A severe respiratory infection generally affects HRQoL. This has been demonstrated in subjects recovering from MERS (8), SARS-CoV-1 (9) and H1N1 (29). Batawi et al. (8) demonstrated that subjects with MERS experiencing ICU admission scored low values for physical function, general health, vitality, emotional role and physical components. To our knowledge, there are still no studies considering the impact of COVID-19 on mental health and quality of life among these patients. Despite the young age population analysed in this study and the majority of patients who were discharged early after ED arrival, we observed lowest rating scores in items regarding physical role, vitality, social functioning and emotional role. It is interesting to note how the quality of life reported by hospitalized patients did not differ from non-hospitalized ones, as shown by similar physical and mental component summary scores (around 50 in both groups). This can be due by the fact that patients discharged early from ED experienced the lockdown period, so their psychological and physical spheres were possibly affected as the ones hospitalized.

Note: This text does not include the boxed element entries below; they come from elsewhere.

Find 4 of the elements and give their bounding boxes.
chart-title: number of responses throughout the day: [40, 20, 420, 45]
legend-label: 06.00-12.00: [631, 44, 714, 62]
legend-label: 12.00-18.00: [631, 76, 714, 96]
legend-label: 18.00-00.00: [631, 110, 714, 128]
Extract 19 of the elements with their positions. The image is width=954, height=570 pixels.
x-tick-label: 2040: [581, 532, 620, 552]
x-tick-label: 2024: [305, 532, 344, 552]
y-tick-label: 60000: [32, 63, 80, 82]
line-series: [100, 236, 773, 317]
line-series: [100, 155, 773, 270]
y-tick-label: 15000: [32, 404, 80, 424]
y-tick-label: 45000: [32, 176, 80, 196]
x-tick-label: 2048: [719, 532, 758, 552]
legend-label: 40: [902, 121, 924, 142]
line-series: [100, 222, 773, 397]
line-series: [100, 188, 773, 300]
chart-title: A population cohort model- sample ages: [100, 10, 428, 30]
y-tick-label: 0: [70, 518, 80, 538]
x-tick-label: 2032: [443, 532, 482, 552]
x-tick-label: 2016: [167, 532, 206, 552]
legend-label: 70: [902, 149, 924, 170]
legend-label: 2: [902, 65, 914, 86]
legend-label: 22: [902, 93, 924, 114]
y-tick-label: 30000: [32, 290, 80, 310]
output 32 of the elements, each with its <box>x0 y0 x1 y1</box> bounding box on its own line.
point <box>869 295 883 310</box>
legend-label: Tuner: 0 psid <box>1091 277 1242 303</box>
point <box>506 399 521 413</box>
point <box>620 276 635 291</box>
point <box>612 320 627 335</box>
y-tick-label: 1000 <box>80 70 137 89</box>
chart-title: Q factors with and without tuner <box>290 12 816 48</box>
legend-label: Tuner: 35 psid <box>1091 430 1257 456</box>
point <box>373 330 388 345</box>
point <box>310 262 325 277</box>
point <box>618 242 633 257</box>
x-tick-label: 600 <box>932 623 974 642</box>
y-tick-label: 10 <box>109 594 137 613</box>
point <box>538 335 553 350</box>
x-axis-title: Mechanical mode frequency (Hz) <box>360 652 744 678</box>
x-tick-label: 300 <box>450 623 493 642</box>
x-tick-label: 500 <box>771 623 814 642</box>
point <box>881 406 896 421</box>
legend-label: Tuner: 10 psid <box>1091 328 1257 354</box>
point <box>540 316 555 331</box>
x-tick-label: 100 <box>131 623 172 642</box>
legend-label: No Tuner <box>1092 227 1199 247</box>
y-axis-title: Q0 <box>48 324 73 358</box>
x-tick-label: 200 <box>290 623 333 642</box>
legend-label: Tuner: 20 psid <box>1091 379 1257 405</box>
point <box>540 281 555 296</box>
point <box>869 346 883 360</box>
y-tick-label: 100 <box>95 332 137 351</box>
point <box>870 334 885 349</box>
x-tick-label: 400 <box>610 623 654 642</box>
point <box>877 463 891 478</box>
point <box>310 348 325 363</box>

The present study has some limitations. First, being a single-centre study, the number of patients considered is low. The suspected but undiagnosed cases were ruled out in the analyses. This feature has certainly weakened the statistical power of the study. Nevertheless, we considered all patients admitted to the ED of Pesaro Hospital in a very limited time which represented the period with highest COVID-19 incidence in our country. Second, this was a retrospective analysis. Although we tried to collect as many clinical data as possible, we may have still missed useful information for the management of these patients. In particular, due to the massive burden of patients admitted at the ED, several laboratory parameters (i.e.: D-dimer, ferritin, IL-6 etc.) or second level radiological examinations (i.e.: CT scan) were not always performed, mainly at the beginning of the pandemic period. Third, we performed only one early SF-36 survey (within one month from hospital discharge), while late and repeated surveys (i.e.: three or six months thereafter) might be more useful either in differentiating HRQoL based on severity illness or showing a quality of life improvement.